Still, the Middle East continued to expand its LNG shipments, which led to a “significant increase in ‘liquidity'” across the globe.

“With all that LNG sloshing around…spot LNG offered a more competitive advantage to pipeline gas, and flexible LNG became an attractive alternative,” Braden said.

Conventional LNG ties the production source to the delivery pipeline — like a floating pipeline — but the growth in regasification capacity, destination-flexible supplies and shipping capacity “accelerated the evolution of the LNG spot market.”

So much LNG available “made spot LNG far more competitive to long-term pipelines.” In addition, “Asian spot prices softened substantially. Even though oil indices and demand fell, low Atlantic spot LNG prices also influenced Asian prices.”

With new supplies satisfying Asia’s demand, “relative appetites in Europe and the Americas…will determine the disposition of most of the remaining flexible LNG,” he said. “European regas capacity is more limited than U.S. capacity,” and the United States now is “positioned as the market of last resort for LNG.”

U.S. LNG deliveries actually jumped 60% in the first three months of 2010 from the year-ago period, “and you might expect, ‘here comes the LNG play’…But that’s not going to be the case.

“We’ve seen supplies increase in Canaport and the Northeast Gateway, which are taking advantage of New England basis, much to our chagrin,” said Braden. But “the current price levels do not favor this activity going forward.

“The trend line is up, and there’s definitely more flexible LNG out there. The byproduct is the entrance of new players who are trying to take advantage of arbitrage, oil indices, Henry Hub, NBP [UK’s National Balancing Point].”

In “just two years,” LNG exports have grown to 70 million tons a year, which equals “about 3% of total world gas demand.” According to Braden, 52 Bcf equals 140 MMcf/d, which equals one million tons of LNG.

“That’s a sizeable portion, and really, the center section is coming from Qatar, about 50%…and a large portion of it is flexible LNG.”

Geographically, “Qatar sits in the center of the world.
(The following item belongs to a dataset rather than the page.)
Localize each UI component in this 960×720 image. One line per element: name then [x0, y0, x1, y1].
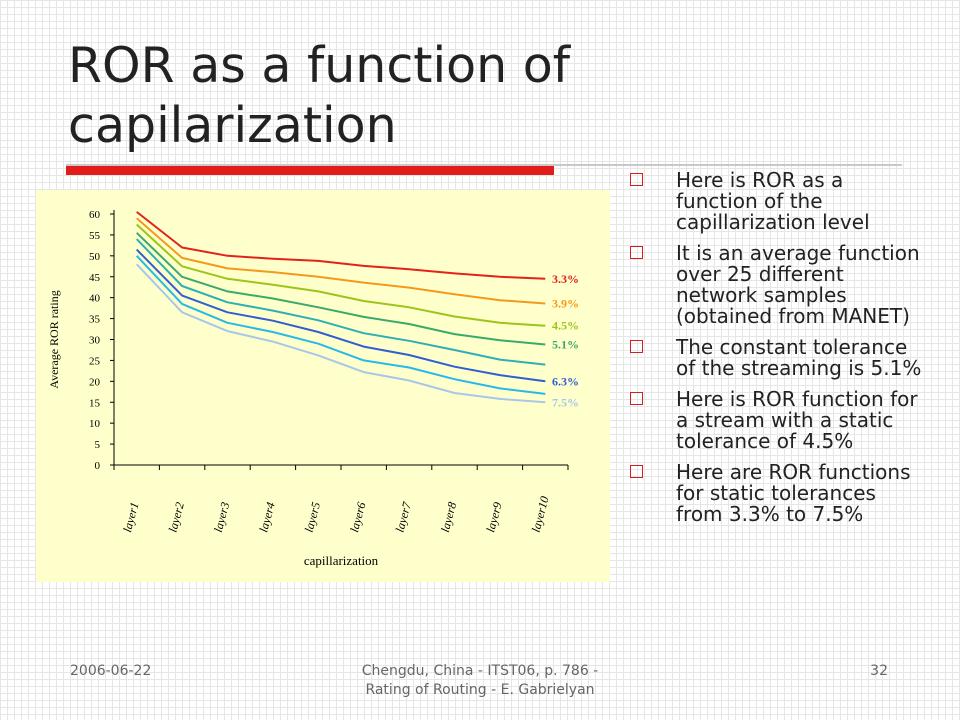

It’s taking advantage of Atlantic pricing, and the cost of gas is very low, so it’s very competitive…,” Braden added.

“So, where’s all of that supply going to go?” he asked the audience. “Over the coming years, Asia is looking to scoop up uncommitted volumes…Asian demand and oil pricing influence “still favor the Middle East and Pacific,” and the NBP/Henry Hub gas price spread “is sufficiently positive to favor Europe.”

In Asia, there’s “no question that demand will continue to grow and the market for LNG will tighten up. There’s been a significant increase there and it’s absorbed relatively quickly in a rapidly growing environment.”

However, there will be no shortage of LNG. In addition to growing Middle East supplies, new Australian LNG projects are scheduled to start up within a few years, which could increase exports “possibly three times,” said Braden.

For North America, however, “shale gas will determine LNG’s role over the next decade. Essentially there is a constrained market for LNG here, with a massive amount of regas capacity, but it will always remain the market of last resort as long as flow remains what it is…”

If there is an “inflection in demand or depending on legislation that alters the demand picture, you are probably not going to see LNG at a terminal near you, not in an appreciable quantity.”

U.S. LNG demand, said Braden, may “tighten by the middle of the next decade, but it will be much more developed for the spot market.”